La Seduction: How the French Play the Game of Life

La Seduction: How the French Play the Game of Life - Elaine Sciolino In France children play a board game, Loto des Odeurs, to help them develop and refine their sense of smell. The French believe in the right to pleasure so they are highly tolerant of other people’s private lives and do not enjoy ugly revelations. Investigative style journalism is rare. The concept of sexual sin and Bible toting politicians don’t exist. French workers hoping to get a job in the public sector, a low-level ticket agent for example, are expected to answer literary questions about the 1678 novel La Princesse de Clèves on their application exams. Though it has nothing to do with ticket taking or any other civil servant job, this romantic novel is so widely loved in France that business-minded president Nicolas Sarkozy created a national uprising when he tried to have the Princesse questions removed from the test.

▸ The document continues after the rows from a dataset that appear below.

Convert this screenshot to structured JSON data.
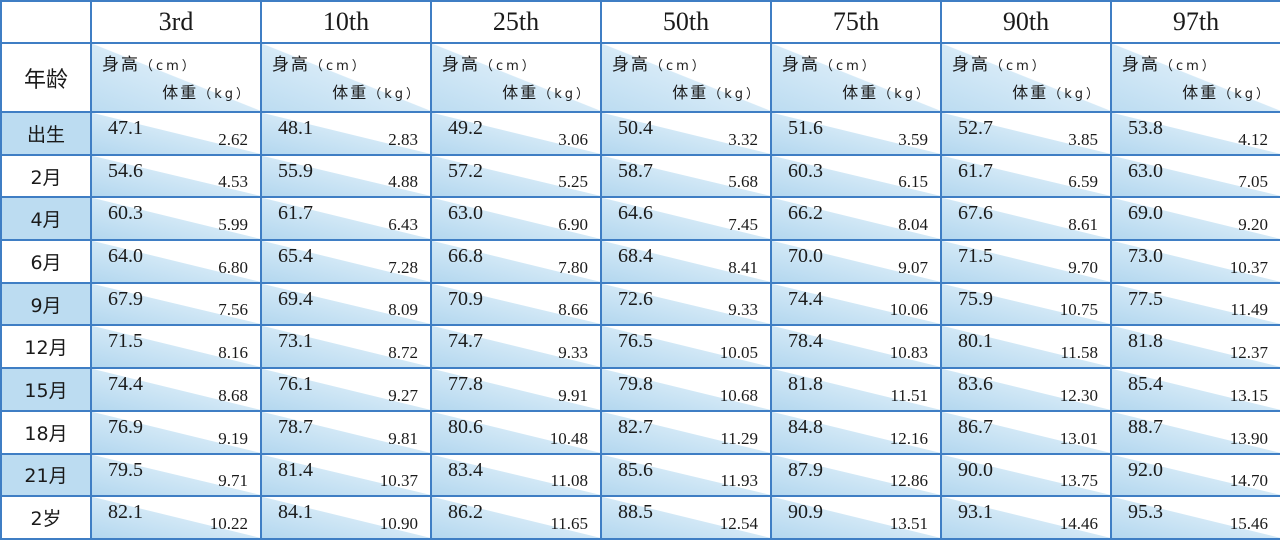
{
  "header": {
    "age_label": "年龄",
    "percentiles": [
      "3rd",
      "10th",
      "25th",
      "50th",
      "75th",
      "90th",
      "97th"
    ],
    "height_label": "身高",
    "height_unit": "（cm）",
    "weight_label": "体重",
    "weight_unit": "（kg）"
  },
  "rows": [
    {
      "age": "出生",
      "shade": true,
      "cells": [
        [
          "47.1",
          "2.62"
        ],
        [
          "48.1",
          "2.83"
        ],
        [
          "49.2",
          "3.06"
        ],
        [
          "50.4",
          "3.32"
        ],
        [
          "51.6",
          "3.59"
        ],
        [
          "52.7",
          "3.85"
        ],
        [
          "53.8",
          "4.12"
        ]
      ]
    },
    {
      "age": "2月",
      "shade": false,
      "cells": [
        [
          "54.6",
          "4.53"
        ],
        [
          "55.9",
          "4.88"
        ],
        [
          "57.2",
          "5.25"
        ],
        [
          "58.7",
          "5.68"
        ],
        [
          "60.3",
          "6.15"
        ],
        [
          "61.7",
          "6.59"
        ],
        [
          "63.0",
          "7.05"
        ]
      ]
    },
    {
      "age": "4月",
      "shade": true,
      "cells": [
        [
          "60.3",
          "5.99"
        ],
        [
          "61.7",
          "6.43"
        ],
        [
          "63.0",
          "6.90"
        ],
        [
          "64.6",
          "7.45"
        ],
        [
          "66.2",
          "8.04"
        ],
        [
          "67.6",
          "8.61"
        ],
        [
          "69.0",
          "9.20"
        ]
      ]
    },
    {
      "age": "6月",
      "shade": false,
      "cells": [
        [
          "64.0",
          "6.80"
        ],
        [
          "65.4",
          "7.28"
        ],
        [
          "66.8",
          "7.80"
        ],
        [
          "68.4",
          "8.41"
        ],
        [
          "70.0",
          "9.07"
        ],
        [
          "71.5",
          "9.70"
        ],
        [
          "73.0",
          "10.37"
        ]
      ]
    },
    {
      "age": "9月",
      "shade": true,
      "cells": [
        [
          "67.9",
          "7.56"
        ],
        [
          "69.4",
          "8.09"
        ],
        [
          "70.9",
          "8.66"
        ],
        [
          "72.6",
          "9.33"
        ],
        [
          "74.4",
          "10.06"
        ],
        [
          "75.9",
          "10.75"
        ],
        [
          "77.5",
          "11.49"
        ]
      ]
    },
    {
      "age": "12月",
      "shade": false,
      "cells": [
        [
          "71.5",
          "8.16"
        ],
        [
          "73.1",
          "8.72"
        ],
        [
          "74.7",
          "9.33"
        ],
        [
          "76.5",
          "10.05"
        ],
        [
          "78.4",
          "10.83"
        ],
        [
          "80.1",
          "11.58"
        ],
        [
          "81.8",
          "12.37"
        ]
      ]
    },
    {
      "age": "15月",
      "shade": true,
      "cells": [
        [
          "74.4",
          "8.68"
        ],
        [
          "76.1",
          "9.27"
        ],
        [
          "77.8",
          "9.91"
        ],
        [
          "79.8",
          "10.68"
        ],
        [
          "81.8",
          "11.51"
        ],
        [
          "83.6",
          "12.30"
        ],
        [
          "85.4",
          "13.15"
        ]
      ]
    },
    {
      "age": "18月",
      "shade": false,
      "cells": [
        [
          "76.9",
          "9.19"
        ],
        [
          "78.7",
          "9.81"
        ],
        [
          "80.6",
          "10.48"
        ],
        [
          "82.7",
          "11.29"
        ],
        [
          "84.8",
          "12.16"
        ],
        [
          "86.7",
          "13.01"
        ],
        [
          "88.7",
          "13.90"
        ]
      ]
    },
    {
      "age": "21月",
      "shade": true,
      "cells": [
        [
          "79.5",
          "9.71"
        ],
        [
          "81.4",
          "10.37"
        ],
        [
          "83.4",
          "11.08"
        ],
        [
          "85.6",
          "11.93"
        ],
        [
          "87.9",
          "12.86"
        ],
        [
          "90.0",
          "13.75"
        ],
        [
          "92.0",
          "14.70"
        ]
      ]
    },
    {
      "age": "2岁",
      "shade": false,
      "cells": [
        [
          "82.1",
          "10.22"
        ],
        [
          "84.1",
          "10.90"
        ],
        [
          "86.2",
          "11.65"
        ],
        [
          "88.5",
          "12.54"
        ],
        [
          "90.9",
          "13.51"
        ],
        [
          "93.1",
          "14.46"
        ],
        [
          "95.3",
          "15.46"
        ]
      ]
    }
  ]
}
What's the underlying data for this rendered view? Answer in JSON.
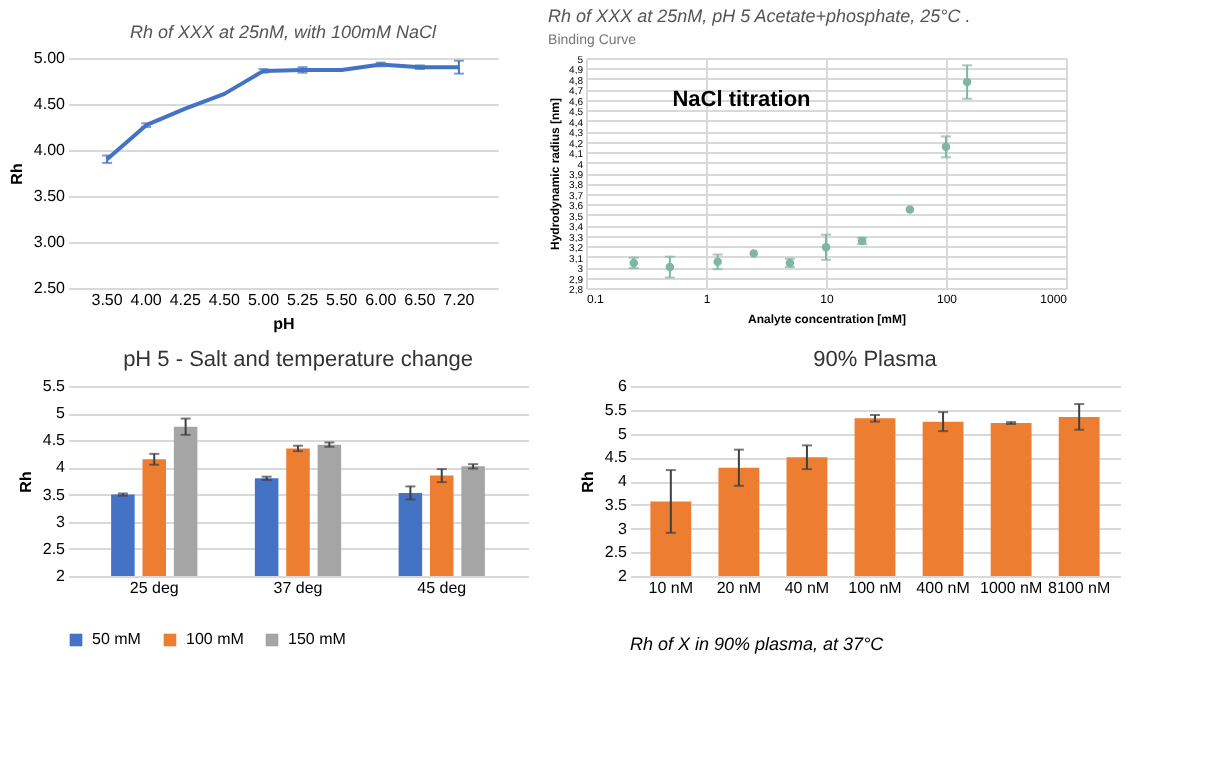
{
  "chart_data": [
    {
      "type": "line",
      "title": "Rh of XXX at 25nM, with 100mM NaCl",
      "xlabel": "pH",
      "ylabel": "Rh",
      "categories": [
        "3.50",
        "4.00",
        "4.25",
        "4.50",
        "5.00",
        "5.25",
        "5.50",
        "6.00",
        "6.50",
        "7.20"
      ],
      "series": [
        {
          "color": "#4472c4",
          "values": [
            3.9,
            4.27,
            4.45,
            4.61,
            4.86,
            4.87,
            4.87,
            4.93,
            4.9,
            4.9
          ],
          "errors": [
            0.04,
            0.02,
            null,
            null,
            0.02,
            0.03,
            null,
            0.02,
            0.02,
            0.07
          ]
        }
      ],
      "ylim": [
        2.5,
        5.0
      ],
      "yticks": [
        {
          "value": 2.5,
          "label": "2.50"
        },
        {
          "value": 3,
          "label": "3.00"
        },
        {
          "value": 3.5,
          "label": "3.50"
        },
        {
          "value": 4,
          "label": "4.00"
        },
        {
          "value": 4.5,
          "label": "4.50"
        },
        {
          "value": 5,
          "label": "5.00"
        }
      ],
      "grid": "y",
      "marker": "none",
      "line_style": "solid"
    },
    {
      "type": "scatter",
      "title": "Rh of XXX at 25nM, pH 5 Acetate+phosphate,  25°C .",
      "subtitle": "Binding Curve",
      "xlabel": "Analyte concentration [mM]",
      "ylabel": "Hydrodynamic radius [nm]",
      "annotations": [
        "NaCl titration"
      ],
      "x": [
        0.25,
        0.5,
        1.25,
        2.5,
        5,
        10,
        20,
        50,
        100,
        150
      ],
      "series": [
        {
          "color": "#7fb5a3",
          "values": [
            3.04,
            3.0,
            3.05,
            3.13,
            3.04,
            3.19,
            3.25,
            3.55,
            4.15,
            4.77
          ],
          "errors": [
            0.05,
            0.1,
            0.07,
            null,
            0.04,
            0.12,
            0.03,
            null,
            0.1,
            0.16
          ]
        }
      ],
      "log": "x",
      "xlim": [
        0.1,
        1000
      ],
      "xticks": [
        0.1,
        1,
        10,
        100,
        1000
      ],
      "ylim": [
        2.8,
        5
      ],
      "yticks": [
        {
          "value": 2.8,
          "label": "2,8"
        },
        {
          "value": 2.9,
          "label": "2,9"
        },
        3,
        {
          "value": 3.1,
          "label": "3,1"
        },
        {
          "value": 3.2,
          "label": "3,2"
        },
        {
          "value": 3.3,
          "label": "3,3"
        },
        {
          "value": 3.4,
          "label": "3,4"
        },
        {
          "value": 3.5,
          "label": "3,5"
        },
        {
          "value": 3.6,
          "label": "3,6"
        },
        {
          "value": 3.7,
          "label": "3,7"
        },
        {
          "value": 3.8,
          "label": "3,8"
        },
        {
          "value": 3.9,
          "label": "3,9"
        },
        4,
        {
          "value": 4.1,
          "label": "4,1"
        },
        {
          "value": 4.2,
          "label": "4,2"
        },
        {
          "value": 4.3,
          "label": "4,3"
        },
        {
          "value": 4.4,
          "label": "4,4"
        },
        {
          "value": 4.5,
          "label": "4,5"
        },
        {
          "value": 4.6,
          "label": "4,6"
        },
        {
          "value": 4.7,
          "label": "4,7"
        },
        {
          "value": 4.8,
          "label": "4,8"
        },
        {
          "value": 4.9,
          "label": "4,9"
        },
        5
      ],
      "grid": true,
      "marker": "circle"
    },
    {
      "type": "bar",
      "title": "pH 5 - Salt and temperature change",
      "ylabel": "Rh",
      "categories": [
        "25 deg",
        "37 deg",
        "45 deg"
      ],
      "series": [
        {
          "name": "50 mM",
          "color": "#4472c4",
          "values": [
            3.5,
            3.8,
            3.53
          ],
          "errors": [
            0.02,
            0.03,
            0.12
          ]
        },
        {
          "name": "100 mM",
          "color": "#ed7d31",
          "values": [
            4.15,
            4.35,
            3.85
          ],
          "errors": [
            0.1,
            0.05,
            0.12
          ]
        },
        {
          "name": "150 mM",
          "color": "#a5a5a5",
          "values": [
            4.75,
            4.42,
            4.02
          ],
          "errors": [
            0.15,
            0.04,
            0.04
          ]
        }
      ],
      "ylim": [
        2,
        5.5
      ],
      "yticks": [
        2,
        2.5,
        3,
        3.5,
        4,
        4.5,
        5,
        5.5
      ],
      "grid": "y",
      "legend": "bottom"
    },
    {
      "type": "bar",
      "title": "90% Plasma",
      "ylabel": "Rh",
      "annotations": [
        "Rh of X in 90% plasma, at 37°C"
      ],
      "categories": [
        "10 nM",
        "20 nM",
        "40 nM",
        "100 nM",
        "400 nM",
        "1000 nM",
        "8100 nM"
      ],
      "series": [
        {
          "color": "#ed7d31",
          "values": [
            3.57,
            4.28,
            4.5,
            5.32,
            5.25,
            5.22,
            5.35
          ],
          "errors": [
            0.66,
            0.38,
            0.25,
            0.07,
            0.2,
            0.02,
            0.27
          ]
        }
      ],
      "ylim": [
        2,
        6
      ],
      "yticks": [
        2,
        2.5,
        3,
        3.5,
        4,
        4.5,
        5,
        5.5,
        6
      ],
      "grid": "y"
    }
  ]
}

These are just some of the differences between the American and French ways of living, loving and seeing the world that New York Times reporter Elaine Sciolino covers in this humorous but insightful and informative book.In recent days Sciolino has been writing in the New York Times about former IMF chief Dominique Strauss-Kahn’s arrest on sexual assault charges, and he makes an earlier appearance in this book as a well-known womanizer who was nevertheless on track to be a presidential candidate in the next election. Sciolino organizes her book around the idea of seduction, a concept everyone in France seems to have strong and positive ideas about. A belief in the power of seduction explains why the French loved Benjamin Franklin but not John Adams, why the French tried to rule their former colonies by persuasion rather than brute force and why Woody Allen and his films are so popular in France. (If his new movie Midnight in Paris is any indication Allen loves France as much as the French love him.)If you are going to France this book may help you enjoy your visit more. If, like me, you can’t get away right now reading La Seduction will at least give you a window into that fascinating country.